Bir de maç sonrası Rijkaard'ın Servet'le ilgili yaptığı "milli maç olduğu için onu dinlendirmek istedik" açıklaması yok mu aman Allah'ım! Hayatımda daha boş bir açıklama görmedim. Anladığım kadarı ile Server'de her milli Türk futbolcusu gibi şımarmaya ve teknik direktörüne karşı gelmeye başladı ama saha dışında yaşanan polemiklerin sahaya yansıtılmaması lazım. İddia ediyorum ki Servet oynamış olsa Emenike'yi dozer gibi ezer geçerdi, elleriyle kollarıyla adeta onu döver topu da vermezdi. Rijkaard, ilk 11'indedki Neill, Kewell Avusturalya milli takımında direk oynayan adamalr, her ikiside milli takımlarının kaptanları, Misimovic Bosna milli takımının ilk 11'inin beyni kaptanı, Lorik Cana'da milli takımının hem kaptanı hem ilk 11 oyuncusu, sonradan oyuna giren Sabri milli takımın daimi oyuncusu. Bir daha ki açıklamanda önce düşün sonra açıklama yap. Canın yanıyor farkındayız, eleştirmek istemiyoruz ama hatalarında bu kadar açık olmasın.

Karabük'ün almış olduğu Cernat, Misimovic'in yarısı kadar bir kariyere sahip değil,muhtemelen bonservisi Misimovic'in 3'de 1'i kadardır. Fakat Misimovic'in tozunu attı. Şut çekti, arapas verdi, ortayaptı, çalım attı, yeri geldi top çaldı yani bir 10 numaranın yapması gereken her şeyi ve fazlasını yaptı, takımın beyni dediğin adam sürekli çalışacak! Öyle durduğun yerde ellerin belinde takıma katkı sağlayamazsın.

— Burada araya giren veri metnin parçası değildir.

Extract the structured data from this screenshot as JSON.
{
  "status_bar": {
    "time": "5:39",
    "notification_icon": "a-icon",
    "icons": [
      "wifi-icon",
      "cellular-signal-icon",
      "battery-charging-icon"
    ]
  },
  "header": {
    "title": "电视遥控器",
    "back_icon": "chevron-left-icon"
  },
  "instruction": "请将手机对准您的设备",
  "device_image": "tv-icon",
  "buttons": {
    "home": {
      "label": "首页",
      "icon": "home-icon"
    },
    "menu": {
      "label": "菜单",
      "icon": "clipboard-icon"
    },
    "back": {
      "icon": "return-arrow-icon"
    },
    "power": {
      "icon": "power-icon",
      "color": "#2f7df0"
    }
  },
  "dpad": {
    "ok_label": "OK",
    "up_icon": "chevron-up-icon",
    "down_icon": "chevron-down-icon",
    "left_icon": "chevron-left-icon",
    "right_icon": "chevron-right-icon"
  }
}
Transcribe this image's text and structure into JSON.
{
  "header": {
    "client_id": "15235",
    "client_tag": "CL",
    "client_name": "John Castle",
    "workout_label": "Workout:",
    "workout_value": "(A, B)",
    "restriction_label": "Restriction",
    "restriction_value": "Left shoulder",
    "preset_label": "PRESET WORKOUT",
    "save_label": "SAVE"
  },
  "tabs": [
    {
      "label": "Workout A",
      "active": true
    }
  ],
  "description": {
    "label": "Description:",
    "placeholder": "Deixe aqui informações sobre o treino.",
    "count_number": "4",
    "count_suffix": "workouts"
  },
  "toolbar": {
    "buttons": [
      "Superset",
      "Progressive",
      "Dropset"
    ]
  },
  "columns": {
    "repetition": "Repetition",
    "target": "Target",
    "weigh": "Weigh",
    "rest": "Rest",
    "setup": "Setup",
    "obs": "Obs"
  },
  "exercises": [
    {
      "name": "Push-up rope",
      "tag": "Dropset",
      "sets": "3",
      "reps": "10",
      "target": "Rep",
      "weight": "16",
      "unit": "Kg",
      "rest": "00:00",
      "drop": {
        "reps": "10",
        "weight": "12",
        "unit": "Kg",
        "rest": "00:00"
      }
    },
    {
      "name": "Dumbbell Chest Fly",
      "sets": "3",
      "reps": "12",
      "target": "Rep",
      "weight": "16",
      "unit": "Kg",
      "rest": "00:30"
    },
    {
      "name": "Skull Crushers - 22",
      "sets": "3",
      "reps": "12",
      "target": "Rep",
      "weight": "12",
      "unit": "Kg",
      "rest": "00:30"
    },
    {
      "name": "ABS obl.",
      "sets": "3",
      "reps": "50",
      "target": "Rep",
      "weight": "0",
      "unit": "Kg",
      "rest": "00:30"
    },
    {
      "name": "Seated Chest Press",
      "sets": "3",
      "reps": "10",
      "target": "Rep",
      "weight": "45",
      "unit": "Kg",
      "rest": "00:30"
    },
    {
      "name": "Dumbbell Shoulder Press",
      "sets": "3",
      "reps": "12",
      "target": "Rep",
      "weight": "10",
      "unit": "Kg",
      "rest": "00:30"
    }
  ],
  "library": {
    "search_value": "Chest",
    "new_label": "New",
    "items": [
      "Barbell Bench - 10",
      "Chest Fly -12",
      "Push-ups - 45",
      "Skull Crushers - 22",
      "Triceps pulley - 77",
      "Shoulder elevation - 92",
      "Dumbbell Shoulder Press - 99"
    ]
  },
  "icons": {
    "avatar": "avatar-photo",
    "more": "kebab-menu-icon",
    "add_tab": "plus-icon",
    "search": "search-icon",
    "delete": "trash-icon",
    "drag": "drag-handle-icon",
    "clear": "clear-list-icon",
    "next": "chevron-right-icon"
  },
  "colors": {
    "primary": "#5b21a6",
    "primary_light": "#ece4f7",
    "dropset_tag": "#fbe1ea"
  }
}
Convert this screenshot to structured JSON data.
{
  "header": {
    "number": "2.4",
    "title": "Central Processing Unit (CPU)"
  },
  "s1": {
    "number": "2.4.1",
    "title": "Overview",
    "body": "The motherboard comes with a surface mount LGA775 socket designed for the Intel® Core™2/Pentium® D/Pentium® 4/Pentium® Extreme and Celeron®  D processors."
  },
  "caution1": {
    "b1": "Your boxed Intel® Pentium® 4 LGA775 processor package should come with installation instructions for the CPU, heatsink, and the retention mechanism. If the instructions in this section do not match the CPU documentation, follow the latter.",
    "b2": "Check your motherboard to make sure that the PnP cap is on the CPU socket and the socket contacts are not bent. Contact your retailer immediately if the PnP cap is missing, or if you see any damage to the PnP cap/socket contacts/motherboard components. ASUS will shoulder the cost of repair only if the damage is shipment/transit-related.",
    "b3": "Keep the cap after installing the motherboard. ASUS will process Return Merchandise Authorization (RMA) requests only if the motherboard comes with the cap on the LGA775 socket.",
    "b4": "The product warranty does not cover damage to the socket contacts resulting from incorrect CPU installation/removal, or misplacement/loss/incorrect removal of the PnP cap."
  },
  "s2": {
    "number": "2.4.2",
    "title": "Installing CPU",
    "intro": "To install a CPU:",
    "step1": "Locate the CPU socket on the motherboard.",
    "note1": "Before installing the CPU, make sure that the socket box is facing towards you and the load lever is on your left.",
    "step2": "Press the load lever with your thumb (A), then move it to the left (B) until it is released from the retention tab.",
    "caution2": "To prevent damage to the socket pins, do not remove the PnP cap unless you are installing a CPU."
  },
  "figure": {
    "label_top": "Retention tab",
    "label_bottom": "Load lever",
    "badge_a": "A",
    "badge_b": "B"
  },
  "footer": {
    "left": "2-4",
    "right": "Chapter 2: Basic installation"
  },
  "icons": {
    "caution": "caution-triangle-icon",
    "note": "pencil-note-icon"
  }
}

En ilerideki Emenike hem Gökhan Zan'ın hem Ali Turan'ın tozunu attı. Her topu onlardan çaldı, her seferinde onları çalımladı ve hep tehlike yarattı. İşleyen demir ışıldar deriz ya DÇ Karabük'de ışıl ışıl. Kalecisinden, defansına, defansından, önliberosuna, önliberosundan ortasahasına, ortasahasından forvetine, forvetinden yedek oyuncusuna gerçekten bir fabrika gibi nizami işleyen bir takım Karabük. Daha çok can yakacağa benziyorlar.

Adnan Polat, Adnan Sezgın ve Rijkaard! Bu takım sizin eseriniz! Ne hale getirdiniz koskoca Galatasaray'ı!